Этой истории уже больше шести лет.
— Горе-то какое! — запричитала старушка, с которой мы столкнулись между дверями Сбербанка. Она смотрела на моего сына.
— Какое же горе? Это счастье мое, — весело ответила я.
— Не говори так! Горе и есть горе.
Это была первая реакция, которую я встретила, взяв ребенка из детского дома.
Через пару недель на благотворительной ярмарке встретила старую знакомую.
— Это твой мальчик? Он скоро умрет? — спросила она, увидев Димку у меня на руках.
От неожиданности мы с ним раскрыли рты. Она смутилась.
— Он что, что-нибудь понимает? — выпалила она и, не дожидаясь ответа, скрылась в толпе.
Знаю, я должна была как-то объяснить это Димычу, но так и не нашла слов.
Помню, еще из детского дома он позвонил мне и спросил, почему должен умереть ребенком.
— Только не ври мне про переселение душ. Я в это не верю, — сказал он тогда.
Я стала говорить о бессмертии души, но, мне кажется, не была убедительна и быстро стушевалась.
Началось лето, мне пришлось раздеть сына — при его болезни сердце бьется чаще, ему и так жарко все время. Люди на улице, видя его худобу, стали выступать активнее.
— Бабушка, смотри, какой худой! — кричали дети.
— Горе-то какое! — повторяли на все лады взрослые.
— Отвезите его к Малахову. Или Малышевой! — рекомендовали некоторые.
Кто-то просто показывал пальцем.
Я обозлилась. Стала в тыкающих пальцем сама пальцем тыкать. А потом и стрелять из пальца — бах! бах!
В это время мы с Димкой радостно открывали мир за оградой детского дома.

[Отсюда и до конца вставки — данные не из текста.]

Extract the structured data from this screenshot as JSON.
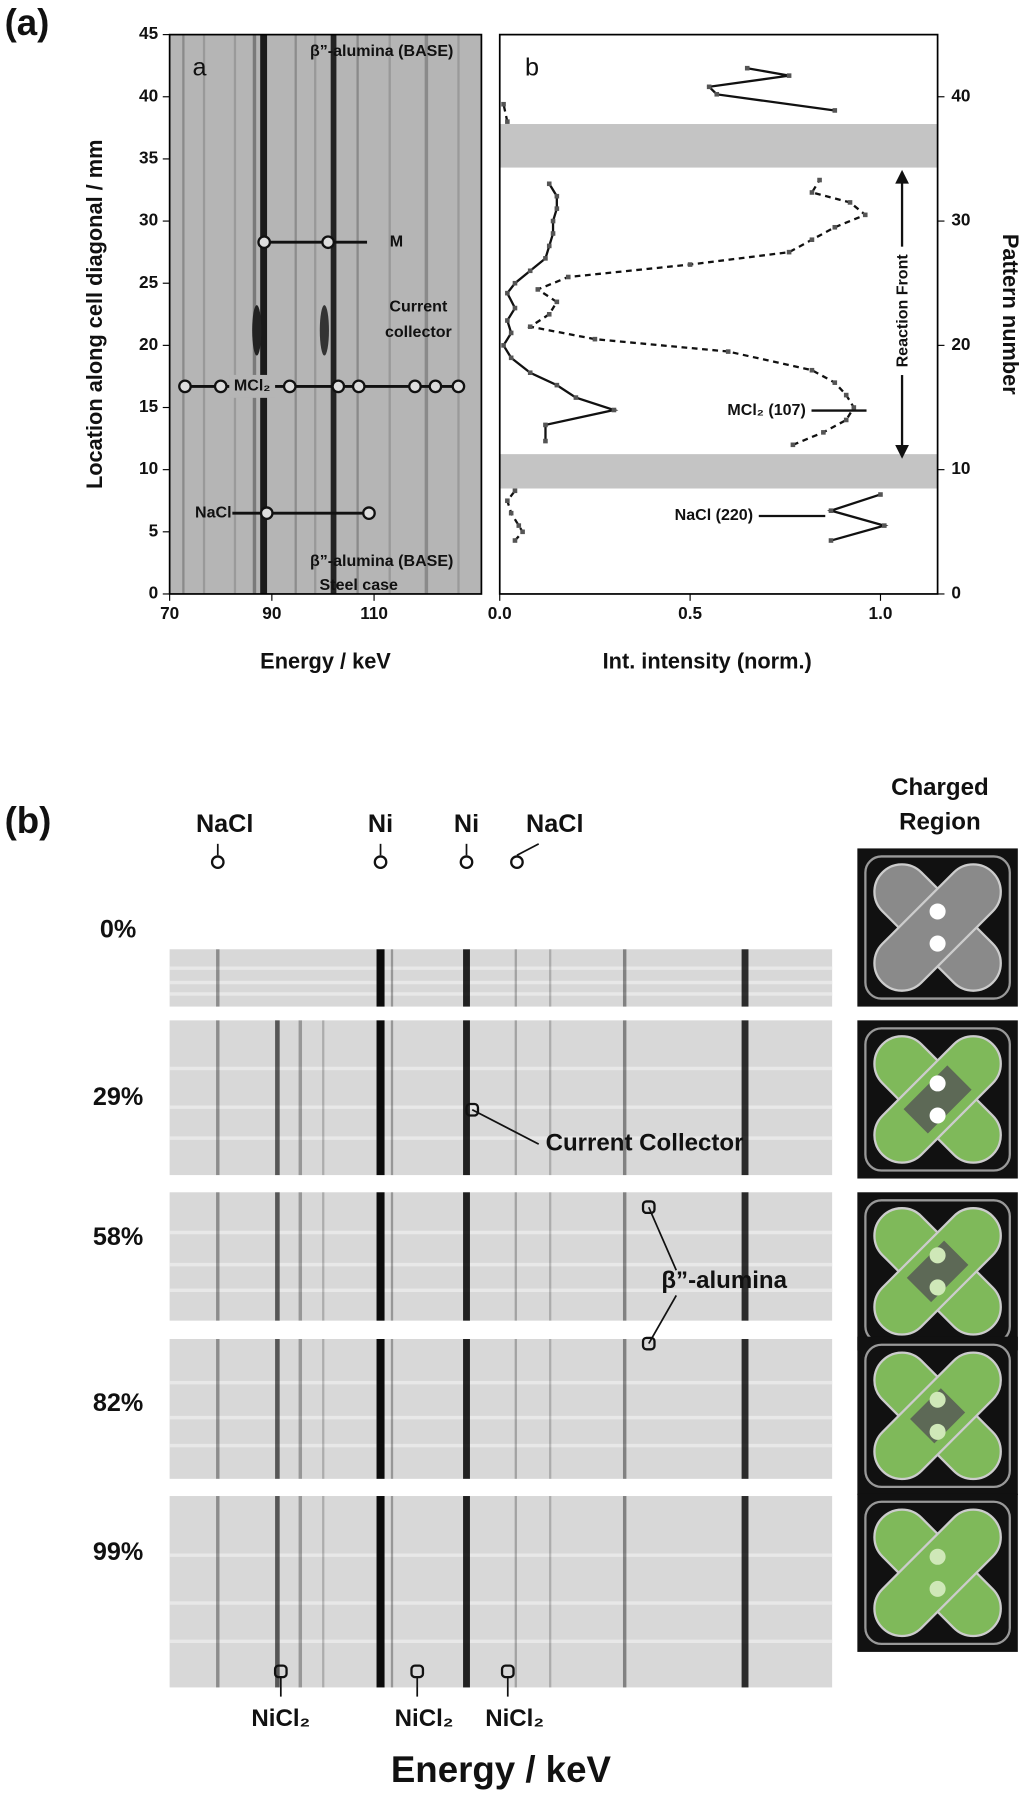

Там у него было три мечты: увидеть звезды — его кровать стояла далеко от окна, а подойти он не мог; полежать на полу — было запрещено; и поехать на поезде — из одного детского дома в другой его перевозили в машине, привязанного к сиденью, чтобы не упал. Первые две мечты я исполнила сразу, как он очутился дома. С поездом получилось позже, сначала был самолет.
Нам было весело и интересно, и только две вещи омрачали нашу жизнь — мои бессонные ночи (Димка стонет по ночам от боли, его часто нужно переворачивать) и разговоры на улице.
— Каждый раз, как я вас встречаю, я всегда плачу! — подошла к нам незнакомка.
Странно, я ее раньше не замечала.
— Как же вы нагрешили, что у вас родился такой больной ребенок? — спросили в храме.
— Он приемный, — решила поддеть собеседника.
— Как же вы нагрешили, что решили взять такого больного?..
Не понял.
Никто не понимал. Весь мир был против нас, и мы вдвоем против всего мира. Хотя вру, не весь — несколько друзей продолжали общаться, их дети подружились с сыном.
Все кончилось так же внезапно, как и началось. Мы с друзьями ехали в метро, играли в какие-то игры из слов, смеялись. В вагон вошла пара и села напротив. Людям явно было плохо. Грязные, лохматые, немного пьяные. Женщина посмотрела на нас, и глаза ее наполнились слезами. Она схватила за рукав своего спутника и показала было на Димку, но… Рука ее опустилась, и она стала вглядываться в наши лица, включаться в игру, услышала смех. Лицо ее просветлело, опущенные уголки губ поднялись. Горе на лице женщины стерлось, уступило место если не радости, то легкой зависти — она увидела, что нам хорошо.
И так было явно это изменение, что заметила мама подруги сына. Известно же, что у трезвого на уме, то у пьяного на языке. В нашем случае — на лице. На лице женщины был восторг.
Тогда я поняла, что могу изменить отношение к Димке, как бы он ни выглядел — главное, чтобы он был счастливым.
Сын мне на радость, и я больше никому это не доказываю.